During question-and-answer, Dr. Isaacson noted that the complete response rate of 25% with SEP-363856 compared favorably with the 14% complete response rate reported with pimavanserin in the pivotal trial.
“Hopefully greater-powered studies will be performed to further identify and determine the safety and efficacy and tolerably of SEP-363856 in Parkinson’s psychosis, aiming to minimize the placebo effect and to try to hopefully identify its efficacy in relationship to other treatments,” Dr. Isaacson said.

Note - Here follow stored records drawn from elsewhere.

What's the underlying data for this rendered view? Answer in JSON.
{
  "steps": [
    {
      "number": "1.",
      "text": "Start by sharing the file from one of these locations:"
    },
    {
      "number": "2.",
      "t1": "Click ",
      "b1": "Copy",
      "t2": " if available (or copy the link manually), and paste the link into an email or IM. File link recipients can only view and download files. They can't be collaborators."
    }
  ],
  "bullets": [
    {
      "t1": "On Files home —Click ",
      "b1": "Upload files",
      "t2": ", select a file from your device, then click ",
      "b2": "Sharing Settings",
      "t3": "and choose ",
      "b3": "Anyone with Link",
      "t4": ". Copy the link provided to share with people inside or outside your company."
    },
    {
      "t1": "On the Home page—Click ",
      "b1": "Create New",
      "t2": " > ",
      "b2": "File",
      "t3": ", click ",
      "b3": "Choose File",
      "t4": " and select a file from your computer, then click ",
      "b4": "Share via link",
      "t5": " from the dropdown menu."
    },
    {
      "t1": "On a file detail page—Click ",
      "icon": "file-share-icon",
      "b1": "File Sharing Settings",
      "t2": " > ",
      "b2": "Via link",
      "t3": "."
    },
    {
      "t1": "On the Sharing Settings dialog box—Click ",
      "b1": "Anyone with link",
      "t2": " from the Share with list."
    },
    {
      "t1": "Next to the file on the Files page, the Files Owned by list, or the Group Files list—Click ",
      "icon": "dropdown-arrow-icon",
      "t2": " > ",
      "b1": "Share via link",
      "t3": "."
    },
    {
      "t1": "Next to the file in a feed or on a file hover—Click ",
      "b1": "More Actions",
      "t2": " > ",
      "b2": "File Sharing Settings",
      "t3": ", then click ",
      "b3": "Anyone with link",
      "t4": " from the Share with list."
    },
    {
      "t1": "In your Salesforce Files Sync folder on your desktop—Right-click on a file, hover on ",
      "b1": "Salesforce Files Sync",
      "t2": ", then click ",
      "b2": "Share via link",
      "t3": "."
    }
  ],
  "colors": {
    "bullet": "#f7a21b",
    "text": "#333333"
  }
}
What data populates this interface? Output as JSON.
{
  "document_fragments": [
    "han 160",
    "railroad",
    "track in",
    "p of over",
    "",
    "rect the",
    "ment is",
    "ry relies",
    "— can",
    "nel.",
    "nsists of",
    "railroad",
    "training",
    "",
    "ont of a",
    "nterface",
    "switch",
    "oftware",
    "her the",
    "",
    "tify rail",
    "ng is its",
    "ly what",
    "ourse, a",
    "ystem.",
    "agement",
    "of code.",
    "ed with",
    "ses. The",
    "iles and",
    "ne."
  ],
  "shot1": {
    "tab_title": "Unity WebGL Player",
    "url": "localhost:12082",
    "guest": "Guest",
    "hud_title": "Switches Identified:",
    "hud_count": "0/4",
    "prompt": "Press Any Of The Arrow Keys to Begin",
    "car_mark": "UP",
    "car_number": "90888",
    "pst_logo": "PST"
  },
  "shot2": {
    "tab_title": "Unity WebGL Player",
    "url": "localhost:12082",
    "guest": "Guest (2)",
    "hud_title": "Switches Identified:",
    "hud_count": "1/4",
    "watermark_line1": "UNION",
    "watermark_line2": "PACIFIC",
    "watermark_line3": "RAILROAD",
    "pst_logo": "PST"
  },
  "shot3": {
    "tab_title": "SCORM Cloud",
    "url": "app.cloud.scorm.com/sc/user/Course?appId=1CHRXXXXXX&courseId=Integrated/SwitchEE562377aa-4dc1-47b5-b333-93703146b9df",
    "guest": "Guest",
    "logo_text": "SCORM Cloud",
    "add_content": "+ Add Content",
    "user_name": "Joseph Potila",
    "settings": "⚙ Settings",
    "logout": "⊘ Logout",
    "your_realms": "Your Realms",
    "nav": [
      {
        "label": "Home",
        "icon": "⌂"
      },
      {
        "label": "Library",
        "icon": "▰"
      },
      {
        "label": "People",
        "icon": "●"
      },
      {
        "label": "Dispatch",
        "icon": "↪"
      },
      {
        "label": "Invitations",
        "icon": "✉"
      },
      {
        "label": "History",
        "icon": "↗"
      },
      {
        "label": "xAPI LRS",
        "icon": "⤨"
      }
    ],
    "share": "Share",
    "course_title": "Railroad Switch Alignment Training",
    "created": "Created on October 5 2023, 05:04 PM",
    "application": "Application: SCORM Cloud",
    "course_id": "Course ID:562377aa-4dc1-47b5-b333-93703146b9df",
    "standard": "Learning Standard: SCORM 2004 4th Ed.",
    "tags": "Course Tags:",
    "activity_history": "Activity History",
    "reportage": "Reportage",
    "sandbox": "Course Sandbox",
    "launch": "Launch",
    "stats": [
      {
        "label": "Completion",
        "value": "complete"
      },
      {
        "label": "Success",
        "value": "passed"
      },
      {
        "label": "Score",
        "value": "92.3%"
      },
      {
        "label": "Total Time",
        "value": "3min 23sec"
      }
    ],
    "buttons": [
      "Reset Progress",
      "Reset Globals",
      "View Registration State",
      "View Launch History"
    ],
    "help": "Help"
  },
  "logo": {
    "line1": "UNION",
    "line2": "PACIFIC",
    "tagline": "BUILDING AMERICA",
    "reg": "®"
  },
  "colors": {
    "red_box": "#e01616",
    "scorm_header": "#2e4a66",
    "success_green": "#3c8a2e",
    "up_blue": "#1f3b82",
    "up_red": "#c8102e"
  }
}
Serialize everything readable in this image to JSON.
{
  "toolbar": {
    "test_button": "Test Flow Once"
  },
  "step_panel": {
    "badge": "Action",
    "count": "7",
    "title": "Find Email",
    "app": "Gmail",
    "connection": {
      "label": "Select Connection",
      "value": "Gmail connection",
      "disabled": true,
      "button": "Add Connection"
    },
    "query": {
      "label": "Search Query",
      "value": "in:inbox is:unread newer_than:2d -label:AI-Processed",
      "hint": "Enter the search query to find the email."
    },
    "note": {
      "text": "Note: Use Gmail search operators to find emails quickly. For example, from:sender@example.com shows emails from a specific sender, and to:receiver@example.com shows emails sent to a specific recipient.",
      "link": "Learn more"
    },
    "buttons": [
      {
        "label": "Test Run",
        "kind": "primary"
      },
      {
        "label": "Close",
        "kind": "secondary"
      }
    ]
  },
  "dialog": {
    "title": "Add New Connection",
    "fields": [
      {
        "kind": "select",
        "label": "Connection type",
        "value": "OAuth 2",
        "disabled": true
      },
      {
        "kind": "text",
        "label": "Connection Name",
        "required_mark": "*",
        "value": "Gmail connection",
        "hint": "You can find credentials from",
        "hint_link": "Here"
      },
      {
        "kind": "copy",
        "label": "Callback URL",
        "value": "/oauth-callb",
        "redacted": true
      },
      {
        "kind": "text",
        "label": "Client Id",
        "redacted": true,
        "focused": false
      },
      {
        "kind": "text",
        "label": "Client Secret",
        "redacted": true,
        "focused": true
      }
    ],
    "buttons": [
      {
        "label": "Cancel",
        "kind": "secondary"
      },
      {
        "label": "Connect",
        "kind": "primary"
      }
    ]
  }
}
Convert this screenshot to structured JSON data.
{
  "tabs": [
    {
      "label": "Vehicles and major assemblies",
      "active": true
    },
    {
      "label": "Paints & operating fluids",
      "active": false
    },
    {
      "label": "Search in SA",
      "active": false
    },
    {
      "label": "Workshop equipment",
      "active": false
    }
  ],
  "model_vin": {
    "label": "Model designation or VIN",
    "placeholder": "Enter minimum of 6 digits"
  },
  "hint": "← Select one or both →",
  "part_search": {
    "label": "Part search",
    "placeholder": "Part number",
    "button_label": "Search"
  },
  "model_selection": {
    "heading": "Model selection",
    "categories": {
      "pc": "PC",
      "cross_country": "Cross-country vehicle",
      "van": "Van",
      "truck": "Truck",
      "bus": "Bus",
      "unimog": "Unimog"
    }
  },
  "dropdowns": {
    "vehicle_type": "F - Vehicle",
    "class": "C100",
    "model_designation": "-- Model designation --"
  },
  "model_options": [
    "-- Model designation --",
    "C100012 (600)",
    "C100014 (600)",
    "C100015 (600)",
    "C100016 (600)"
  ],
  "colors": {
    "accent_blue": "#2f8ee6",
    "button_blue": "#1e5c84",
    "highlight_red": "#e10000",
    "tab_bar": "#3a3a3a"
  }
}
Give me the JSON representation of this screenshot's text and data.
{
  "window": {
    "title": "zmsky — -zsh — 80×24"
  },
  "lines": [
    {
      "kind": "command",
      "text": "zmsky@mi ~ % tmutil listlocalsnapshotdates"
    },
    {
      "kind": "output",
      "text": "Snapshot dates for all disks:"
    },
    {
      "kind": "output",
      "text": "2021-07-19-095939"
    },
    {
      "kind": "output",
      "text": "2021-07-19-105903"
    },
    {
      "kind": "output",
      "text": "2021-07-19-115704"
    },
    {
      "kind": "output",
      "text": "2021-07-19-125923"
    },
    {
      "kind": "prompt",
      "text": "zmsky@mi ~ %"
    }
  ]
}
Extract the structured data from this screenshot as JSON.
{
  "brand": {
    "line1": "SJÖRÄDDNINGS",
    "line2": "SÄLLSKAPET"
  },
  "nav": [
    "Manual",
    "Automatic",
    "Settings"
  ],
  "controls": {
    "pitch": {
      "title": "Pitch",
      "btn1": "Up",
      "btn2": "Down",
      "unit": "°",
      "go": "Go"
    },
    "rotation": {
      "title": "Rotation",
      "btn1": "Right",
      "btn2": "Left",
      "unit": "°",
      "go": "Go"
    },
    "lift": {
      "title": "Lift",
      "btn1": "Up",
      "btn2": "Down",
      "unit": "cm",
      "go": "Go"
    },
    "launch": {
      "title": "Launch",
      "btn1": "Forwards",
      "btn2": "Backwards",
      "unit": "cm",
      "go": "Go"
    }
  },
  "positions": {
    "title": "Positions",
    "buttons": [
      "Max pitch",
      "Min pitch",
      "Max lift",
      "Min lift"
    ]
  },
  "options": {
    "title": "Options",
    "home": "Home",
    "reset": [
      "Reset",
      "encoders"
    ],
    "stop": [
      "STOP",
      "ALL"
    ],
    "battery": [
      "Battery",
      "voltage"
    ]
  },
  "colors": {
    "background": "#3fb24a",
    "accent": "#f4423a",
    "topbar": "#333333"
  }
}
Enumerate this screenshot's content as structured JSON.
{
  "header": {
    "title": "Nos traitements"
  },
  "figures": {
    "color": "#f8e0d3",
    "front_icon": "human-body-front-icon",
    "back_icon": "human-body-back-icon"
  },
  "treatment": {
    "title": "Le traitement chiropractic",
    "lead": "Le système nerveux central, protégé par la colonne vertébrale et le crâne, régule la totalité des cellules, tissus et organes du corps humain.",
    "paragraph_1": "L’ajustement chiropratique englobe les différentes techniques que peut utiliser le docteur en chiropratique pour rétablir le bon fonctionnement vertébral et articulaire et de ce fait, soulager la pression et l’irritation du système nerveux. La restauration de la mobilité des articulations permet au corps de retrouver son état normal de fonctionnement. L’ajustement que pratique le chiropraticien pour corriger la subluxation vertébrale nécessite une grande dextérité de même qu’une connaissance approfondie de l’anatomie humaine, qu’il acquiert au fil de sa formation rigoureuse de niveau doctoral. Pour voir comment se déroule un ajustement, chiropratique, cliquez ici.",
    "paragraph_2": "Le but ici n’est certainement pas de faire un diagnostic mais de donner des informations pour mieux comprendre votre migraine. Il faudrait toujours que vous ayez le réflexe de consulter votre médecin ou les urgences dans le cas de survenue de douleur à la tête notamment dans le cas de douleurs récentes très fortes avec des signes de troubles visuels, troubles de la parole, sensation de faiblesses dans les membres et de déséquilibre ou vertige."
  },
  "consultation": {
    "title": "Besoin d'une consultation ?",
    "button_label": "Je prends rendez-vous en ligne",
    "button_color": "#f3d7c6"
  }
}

“Right now with only one approved treatment, one that has efficacy but requires blood monitoring, and another treatment that may be fraught sometimes with sleepiness and other side effects, we need other alternatives for our patients as many of them resort to lowering and lowering their dopaminergic therapies with the consequence [of] worsening motor activity,” Dr. Isaacson said.
“This study further supports the concept that Parkinson’s disease psychosis involves much more than simply dopamine,” said Daniel E. Kremens, MD, codirector of the Parkinson’s disease and movement disorders division at Thomas Jefferson University, Philadelphia. “Targeting nondopaminergic targets allows us to treat the psychosis without worsening motor symptoms. By targeting TAAR-1 along with 5HT1A, SEP-363856 is a novel compound that appears to be well tolerated and may treat PDP without worsening motor symptoms,”
Sunovion Pharmaceuticals provided funding for the study. Dr. Isaacson has no financial relationships to disclose. Three study coauthors are employees of Sunovion. Dr. Kremens reported serving as a consultant to Sunovion.
*Correction, 5/17/21: An earlier version of this article misstated the blood monitoring requirements for pimavanserin.